RHEpatch was originally designed to optimize the delivery of drugs to patients suffering from diseases of the nervous system. However, Rhenovia now expects it to have a considerable impact across the entire health sector.

Its principal aim is to control dosing, treatment time and duration, day and night, for up to seven drugs administered to each patient. Control is achieved through a built-in electronic system pre-programmed by the doctor.

RHEpatch thus provides better control over the delivery of several drugs prescribed as a polytherapy, especially for the elderly.

RHEpatch is also designed to deliver the combinations of compounds needed to treat complex nervous system diseases such as Alzheimer’s disease.

It will also automatically control the administration of drugs, thus reducing the risk of patients forgetting. This facilitates treatment of patients with reduced mobility and prevents confused patients from taking repeated doses of drugs.

RHEpatch has many advantages over existing transdermal patches, which have drug release systems that are mainly passive (the treatment begins when the patch is put on and ends when it is taken off).

RHEpatch also indicates the amount of product actually delivered and the amount remaining in the patch.

In addition, unlike other transdermal patches, Rhenovia’s technology allows closely-controlled administration of several drugs through the same vector.

“This unique drug delivery device is going to have a major impact on the way medicines are used in the coming years,” said Dr.
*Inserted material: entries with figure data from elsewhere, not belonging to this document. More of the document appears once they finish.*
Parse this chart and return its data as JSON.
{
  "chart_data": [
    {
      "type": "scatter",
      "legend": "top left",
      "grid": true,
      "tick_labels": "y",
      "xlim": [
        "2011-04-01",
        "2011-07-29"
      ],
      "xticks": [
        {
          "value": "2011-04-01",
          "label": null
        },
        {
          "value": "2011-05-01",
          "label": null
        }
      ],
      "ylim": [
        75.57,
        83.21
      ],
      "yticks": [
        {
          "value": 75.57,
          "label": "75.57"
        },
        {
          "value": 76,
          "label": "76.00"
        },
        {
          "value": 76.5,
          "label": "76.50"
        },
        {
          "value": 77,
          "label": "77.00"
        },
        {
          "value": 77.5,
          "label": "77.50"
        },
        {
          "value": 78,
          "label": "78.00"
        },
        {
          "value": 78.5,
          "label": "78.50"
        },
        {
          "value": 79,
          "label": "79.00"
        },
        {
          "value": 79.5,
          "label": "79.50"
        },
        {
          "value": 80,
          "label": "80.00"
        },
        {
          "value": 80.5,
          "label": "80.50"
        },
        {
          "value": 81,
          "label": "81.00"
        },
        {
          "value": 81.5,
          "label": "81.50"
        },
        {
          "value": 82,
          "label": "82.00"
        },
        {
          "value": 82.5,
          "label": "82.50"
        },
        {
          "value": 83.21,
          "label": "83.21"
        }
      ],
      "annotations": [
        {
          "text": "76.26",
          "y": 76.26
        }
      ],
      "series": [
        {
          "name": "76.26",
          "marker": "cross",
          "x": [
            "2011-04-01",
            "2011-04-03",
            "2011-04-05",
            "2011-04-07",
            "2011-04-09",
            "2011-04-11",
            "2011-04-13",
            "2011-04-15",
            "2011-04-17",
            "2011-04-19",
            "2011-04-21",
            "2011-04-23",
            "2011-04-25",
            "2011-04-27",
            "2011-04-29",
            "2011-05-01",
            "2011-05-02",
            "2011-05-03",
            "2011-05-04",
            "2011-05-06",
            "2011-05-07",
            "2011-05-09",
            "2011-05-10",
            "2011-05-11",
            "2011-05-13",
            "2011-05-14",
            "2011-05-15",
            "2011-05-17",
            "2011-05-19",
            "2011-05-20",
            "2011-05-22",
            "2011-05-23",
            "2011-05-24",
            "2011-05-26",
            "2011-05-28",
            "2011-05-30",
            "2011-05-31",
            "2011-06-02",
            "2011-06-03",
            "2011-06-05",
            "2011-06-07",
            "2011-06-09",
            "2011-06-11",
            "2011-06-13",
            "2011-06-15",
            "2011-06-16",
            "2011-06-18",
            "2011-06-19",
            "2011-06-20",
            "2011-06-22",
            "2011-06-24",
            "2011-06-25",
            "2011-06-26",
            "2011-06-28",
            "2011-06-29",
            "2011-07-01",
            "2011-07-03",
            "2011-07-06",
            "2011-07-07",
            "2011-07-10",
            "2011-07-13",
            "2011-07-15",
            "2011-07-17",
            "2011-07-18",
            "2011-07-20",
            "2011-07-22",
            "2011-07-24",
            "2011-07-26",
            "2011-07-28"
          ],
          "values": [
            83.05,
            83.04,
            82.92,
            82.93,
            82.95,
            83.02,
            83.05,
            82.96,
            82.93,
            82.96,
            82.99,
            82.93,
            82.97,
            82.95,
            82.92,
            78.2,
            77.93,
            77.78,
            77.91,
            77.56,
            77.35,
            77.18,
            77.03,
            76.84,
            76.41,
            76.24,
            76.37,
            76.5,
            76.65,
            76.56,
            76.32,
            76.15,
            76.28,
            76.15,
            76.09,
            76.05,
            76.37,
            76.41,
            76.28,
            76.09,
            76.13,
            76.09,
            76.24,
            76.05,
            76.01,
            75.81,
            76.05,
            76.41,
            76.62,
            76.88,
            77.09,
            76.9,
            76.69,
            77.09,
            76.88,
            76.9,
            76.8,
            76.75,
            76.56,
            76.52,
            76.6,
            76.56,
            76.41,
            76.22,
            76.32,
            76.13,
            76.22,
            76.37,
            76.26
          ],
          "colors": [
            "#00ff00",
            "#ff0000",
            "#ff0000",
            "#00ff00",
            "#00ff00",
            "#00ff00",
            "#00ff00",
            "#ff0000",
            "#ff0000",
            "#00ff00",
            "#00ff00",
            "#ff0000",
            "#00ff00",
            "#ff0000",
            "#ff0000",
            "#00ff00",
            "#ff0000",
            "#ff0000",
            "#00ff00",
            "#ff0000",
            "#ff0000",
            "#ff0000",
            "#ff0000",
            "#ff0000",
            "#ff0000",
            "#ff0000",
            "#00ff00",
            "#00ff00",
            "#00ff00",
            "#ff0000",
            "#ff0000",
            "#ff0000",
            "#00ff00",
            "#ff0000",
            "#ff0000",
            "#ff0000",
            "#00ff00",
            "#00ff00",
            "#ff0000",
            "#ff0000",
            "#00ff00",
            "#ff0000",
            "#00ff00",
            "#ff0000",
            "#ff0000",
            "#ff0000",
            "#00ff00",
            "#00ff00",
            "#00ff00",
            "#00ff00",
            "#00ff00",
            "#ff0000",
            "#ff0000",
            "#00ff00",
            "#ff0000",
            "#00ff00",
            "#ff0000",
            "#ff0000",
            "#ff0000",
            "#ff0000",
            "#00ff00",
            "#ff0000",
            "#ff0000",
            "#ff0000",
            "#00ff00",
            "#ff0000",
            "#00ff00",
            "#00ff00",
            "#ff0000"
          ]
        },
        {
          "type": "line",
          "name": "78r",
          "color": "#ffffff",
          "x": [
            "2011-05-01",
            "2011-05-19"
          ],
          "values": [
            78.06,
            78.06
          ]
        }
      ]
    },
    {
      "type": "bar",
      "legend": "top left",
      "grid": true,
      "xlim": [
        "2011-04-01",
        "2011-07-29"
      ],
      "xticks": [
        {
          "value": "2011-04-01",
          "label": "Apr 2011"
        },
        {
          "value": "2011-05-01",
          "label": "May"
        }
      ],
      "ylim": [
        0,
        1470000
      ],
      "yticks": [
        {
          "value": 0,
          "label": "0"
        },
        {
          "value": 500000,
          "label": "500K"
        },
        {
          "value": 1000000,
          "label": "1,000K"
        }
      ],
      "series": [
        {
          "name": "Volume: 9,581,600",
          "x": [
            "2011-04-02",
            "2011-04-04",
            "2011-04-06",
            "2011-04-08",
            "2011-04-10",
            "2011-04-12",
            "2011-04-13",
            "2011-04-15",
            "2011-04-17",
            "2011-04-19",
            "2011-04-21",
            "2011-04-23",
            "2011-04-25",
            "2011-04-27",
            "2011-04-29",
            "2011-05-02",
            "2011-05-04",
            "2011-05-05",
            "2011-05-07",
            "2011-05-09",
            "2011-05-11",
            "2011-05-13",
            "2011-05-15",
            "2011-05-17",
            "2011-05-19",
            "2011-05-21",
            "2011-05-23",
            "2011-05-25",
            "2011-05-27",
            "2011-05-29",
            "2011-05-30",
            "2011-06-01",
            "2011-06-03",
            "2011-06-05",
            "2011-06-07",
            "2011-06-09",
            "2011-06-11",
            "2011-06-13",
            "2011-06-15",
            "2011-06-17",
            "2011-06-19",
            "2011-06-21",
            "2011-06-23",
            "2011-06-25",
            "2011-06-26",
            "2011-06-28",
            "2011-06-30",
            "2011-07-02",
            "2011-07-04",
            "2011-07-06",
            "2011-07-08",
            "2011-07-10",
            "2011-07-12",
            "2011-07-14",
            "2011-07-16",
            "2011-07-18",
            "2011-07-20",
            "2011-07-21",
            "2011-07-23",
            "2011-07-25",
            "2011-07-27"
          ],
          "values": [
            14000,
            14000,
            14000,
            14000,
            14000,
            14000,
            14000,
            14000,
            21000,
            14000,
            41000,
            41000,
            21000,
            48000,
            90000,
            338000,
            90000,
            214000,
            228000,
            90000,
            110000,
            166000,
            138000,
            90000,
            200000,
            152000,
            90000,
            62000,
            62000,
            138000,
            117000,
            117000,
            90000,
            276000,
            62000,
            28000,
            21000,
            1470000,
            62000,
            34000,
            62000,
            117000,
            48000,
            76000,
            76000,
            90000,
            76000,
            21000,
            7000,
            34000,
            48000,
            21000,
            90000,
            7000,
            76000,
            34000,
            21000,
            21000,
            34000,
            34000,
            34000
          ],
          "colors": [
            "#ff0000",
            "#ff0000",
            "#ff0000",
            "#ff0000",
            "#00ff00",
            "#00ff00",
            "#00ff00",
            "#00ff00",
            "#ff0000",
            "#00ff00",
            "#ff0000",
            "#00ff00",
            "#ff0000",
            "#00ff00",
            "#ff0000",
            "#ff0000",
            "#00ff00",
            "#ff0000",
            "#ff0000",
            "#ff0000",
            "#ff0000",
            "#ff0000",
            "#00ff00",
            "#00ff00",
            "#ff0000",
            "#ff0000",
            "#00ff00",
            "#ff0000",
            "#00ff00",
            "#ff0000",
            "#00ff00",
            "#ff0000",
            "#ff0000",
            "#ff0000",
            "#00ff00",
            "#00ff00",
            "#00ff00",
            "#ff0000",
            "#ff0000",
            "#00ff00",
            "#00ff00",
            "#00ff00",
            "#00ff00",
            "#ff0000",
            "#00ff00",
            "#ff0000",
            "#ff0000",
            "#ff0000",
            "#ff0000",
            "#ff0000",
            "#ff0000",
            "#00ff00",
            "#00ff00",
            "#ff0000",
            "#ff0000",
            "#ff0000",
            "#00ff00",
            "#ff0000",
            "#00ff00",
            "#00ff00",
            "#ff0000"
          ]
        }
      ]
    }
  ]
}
Serge Bischoff, president and CEO of Rhenovia. “It will enable doctors and nurses to manage treatment regimes more efficiently and more safely, as well as significantly improving patients’ quality of life.”

“RHEpatch is going to improve the treatment of diseases as complex as Parkinson’s, Alzheimer’s and Huntington’s, which require polytherapies for optimal efficacy,” said Professor Michel Baudry, vice-president and scientific director of Rhenovia.

“Delivering several drugs to the right place at the right time and in the right dose is a major challenge,” said Michel Faupel, vice-president of Rhenovia and the designer of RHEpatch.

Faupel continued, “Up to now, no one has succeeded in doing that satisfactorily. Yet this kind of approach is essential for ensuring effective long-term treatment of chronic diseases. By combining multitherapies derived from Rhenovia’s simulators with the controlled administration afforded by this intelligent patch, Rhenovia is convinced it can meet that challenge.”

Rhenovia’s industrial partner, Portmann Instruments AG, also contributed to the design of RHEpatch.

Portmann Instruments, which is based in Biel-Benken, Switzerland, is specialized in high-precision instrumentation and manufactures customized components for RHEpatch.

With the completion of a three-year EU Eurostars partnership program between Rhenovia and Portmann Instruments, RHEpatch has now reached the pre-industrialization prototype stage.

Following technological and biological proof-of-concept studies, Rhenovia is now looking for pharmaceutical, industrial and financial partners to move on to the industrialization and out-licensing stage.